Он идет по холмам, собирая камни. Он складывает их горками. Здесь, в
Сардинии, все собирают камни и обкладывают ими, укрепляя,
все, что видят. В других землях роют ямы, а здесь и палку не
воткнуть, обкладывают камнями. Он ходит и собирает их, катит
вниз, вверх волочит, обкладывает все, что видит: ручей,
деревья, тропу, уже почти бесследную. Он разговаривает с
камнями, как глухонемой. Он то и дело прерывается для этих
объяснений и вдруг замирает и медленно оборачивается: она, Бетина,
опускает бинокль.
Порой он подходит к ее дому и стоит, глядя в воздух перед собой. Он
так же рассматривает воздух, как мы видимые предметы, чуть
рассеянным взглядом, когда думаем о другом. Он стоит,
опершись на палку, и смотрит воздух перед собой, будто читает книгу
с плывущими в глазах строчками. Он может стоять так часами,
днями. Она в окно выглянет, он качнет головой, будто
страницу перевернет взглядом.
Она говорит: он на фавна похож. На утраченного фавна, вычеркнутого
из времени, не вошедшего в хрестоматию. Она говорит: как это
будет по-русски – чокнутый, но по хорошему и с некоторым
остранением?
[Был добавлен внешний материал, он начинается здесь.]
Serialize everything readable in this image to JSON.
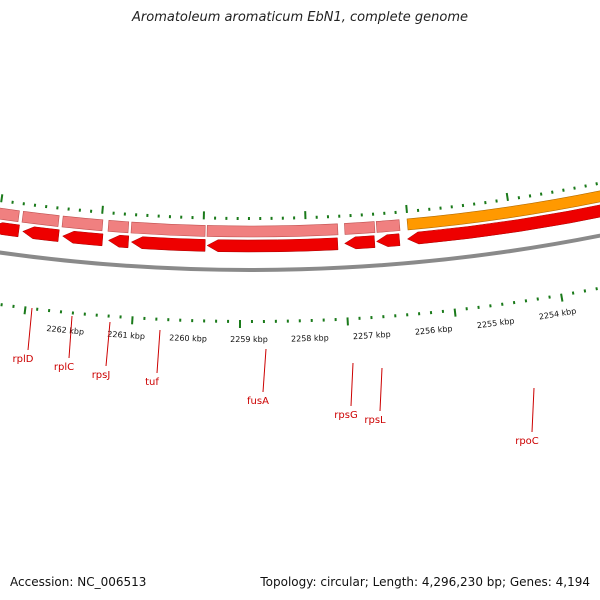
{
  "title": "Aromatoleum aromaticum EbN1, complete genome",
  "footer": {
    "accession": "Accession: NC_006513",
    "topology": "Topology: circular; Length: 4,296,230 bp; Genes: 4,194"
  },
  "scale_labels": [
    "2262 kbp",
    "2261 kbp",
    "2260 kbp",
    "2259 kbp",
    "2258 kbp",
    "2257 kbp",
    "2256 kbp",
    "2255 kbp",
    "2254 kbp"
  ],
  "genes": [
    {
      "name": "rplD"
    },
    {
      "name": "rplC"
    },
    {
      "name": "rpsJ"
    },
    {
      "name": "tuf"
    },
    {
      "name": "fusA"
    },
    {
      "name": "rpsG"
    },
    {
      "name": "rpsL"
    },
    {
      "name": "rpoC"
    }
  ],
  "colors": {
    "backbone": "#8a8a8a",
    "cds": "#ee0000",
    "cds_light": "#f08080",
    "rpoC": "#ff9900",
    "tick": "#1a7a1a",
    "label": "#cc0000"
  }
}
Ей нравится это слово, хотя и не верное, она
пожевывает его фонетику, как маслину, и сплевывает косточку,
усмехнувшись в ладонь: «дурбэлык».
Овцы у него разгуливают по дому с земляным полом, вогнутым к
середине. Сумрак, маленькие низкие окна. Печь в углу, стол,
лежанка. Они позвякивают колокольцами, входя в дом, сгрудившись у
его головы просыпающейся, глядя ему в лицо во тьме светающей.
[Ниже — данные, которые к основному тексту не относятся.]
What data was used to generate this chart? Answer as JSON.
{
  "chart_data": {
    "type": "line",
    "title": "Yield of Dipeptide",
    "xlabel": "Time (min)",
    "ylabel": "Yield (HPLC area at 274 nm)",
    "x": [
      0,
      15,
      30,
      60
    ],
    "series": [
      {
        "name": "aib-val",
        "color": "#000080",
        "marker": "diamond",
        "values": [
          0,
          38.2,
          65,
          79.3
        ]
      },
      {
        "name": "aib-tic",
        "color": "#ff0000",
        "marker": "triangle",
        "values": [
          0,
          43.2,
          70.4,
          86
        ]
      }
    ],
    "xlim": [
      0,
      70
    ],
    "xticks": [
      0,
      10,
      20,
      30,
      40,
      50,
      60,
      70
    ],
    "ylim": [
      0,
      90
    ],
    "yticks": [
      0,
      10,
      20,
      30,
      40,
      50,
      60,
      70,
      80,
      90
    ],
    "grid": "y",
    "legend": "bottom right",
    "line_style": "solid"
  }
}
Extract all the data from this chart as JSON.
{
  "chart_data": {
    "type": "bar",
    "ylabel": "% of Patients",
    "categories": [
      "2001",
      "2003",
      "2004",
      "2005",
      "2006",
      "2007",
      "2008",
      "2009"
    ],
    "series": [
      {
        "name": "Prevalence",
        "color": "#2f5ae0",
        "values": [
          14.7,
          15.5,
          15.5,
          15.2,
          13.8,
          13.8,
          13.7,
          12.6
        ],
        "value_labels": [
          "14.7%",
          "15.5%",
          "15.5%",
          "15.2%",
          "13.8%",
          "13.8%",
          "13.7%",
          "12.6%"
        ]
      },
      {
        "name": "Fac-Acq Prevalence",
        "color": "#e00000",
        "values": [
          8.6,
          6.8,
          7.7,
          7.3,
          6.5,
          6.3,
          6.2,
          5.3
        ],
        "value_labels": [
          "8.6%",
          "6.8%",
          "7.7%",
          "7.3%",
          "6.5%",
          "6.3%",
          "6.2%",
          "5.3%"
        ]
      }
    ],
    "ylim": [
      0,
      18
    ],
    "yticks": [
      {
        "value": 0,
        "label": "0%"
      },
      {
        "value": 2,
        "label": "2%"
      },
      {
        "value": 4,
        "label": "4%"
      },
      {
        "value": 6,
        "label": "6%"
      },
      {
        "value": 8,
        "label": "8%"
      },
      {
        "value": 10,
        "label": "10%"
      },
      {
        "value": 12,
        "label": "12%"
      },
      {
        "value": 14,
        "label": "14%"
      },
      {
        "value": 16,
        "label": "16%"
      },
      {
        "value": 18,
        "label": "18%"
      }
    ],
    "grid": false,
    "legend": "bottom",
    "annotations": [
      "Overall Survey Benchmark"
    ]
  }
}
Они текут по холму вверх, он разговаривает руками – с той,
все время оглядывающейся на него, последней.
Восходит. Он ложится на спину, прикрывает шапкой лицо.
«Рено» пылит по дороге, останавливается у крыльца, они выходят,
скрываются в доме.
Зеркало запотевает, они стоят под душем: рослая черноволосая
смуглая, выгнувшись и подставив лицо с зажмуренными глазами и
нестерпимой улыбкой под струи, держит в ладонях эту нежную мокрую
русую голову, прильнувшую к ее груди. Она ведет пальцами
вниз, по изгибу шеи к чуть приподнятому плечу, обмякающему под
ладонью вместе с телом скользящим вниз, обмякающим,
обхватив колени, смуглые, подгибающиеся и скользящие в сторону,
мимо губ.
Обе лежат на мраморе, расплетясь, подрагивая, подоткнувшись друг к
другу калачиком, не отражаясь в зеркале, под упругими струями
заволакиваясь пеленой пара.
Он выходит, неся ее на руках, голую, неподвижную, тихую, с безвольно
свисающей головой, и опускает на пол. И пока она стоит на
коленях, покачиваясь, упираясь руками в землю, он идет за
другой, смуглой, и возвращается, неся ее на руках, и ставит
рядом. И покрывает овчиной – одну, а потом другую. И обвязывает
этот покров веревкой, и стягивает их между собой. И они
стоят, щекой к щеке, не открывая глаз, покачиваясь, позвякивая
колокольцами.
И он задирает овчину сзади – вначале на смуглой, затем на светлой. И
ждет, глядя, перебирая воздух перед собой руками. И смуглая
вздрагивает, заваливаясь вперед, а светлая, удерживая
равновесие, отклоняется, пятится, насаживаясь на его кривой
буреломный, перехваченный у основанья мокрыми заскорузлыми
пальцами. Она насаживается толчками, пытаясь его протолкнуть в
себя, переглотнуть, как ком в горле. Она насаживается до корня,
покачиваясь там, вся в слезах. Покачиваясь, молча, закусив
губы, прядая ноздрями, подрагивая головой.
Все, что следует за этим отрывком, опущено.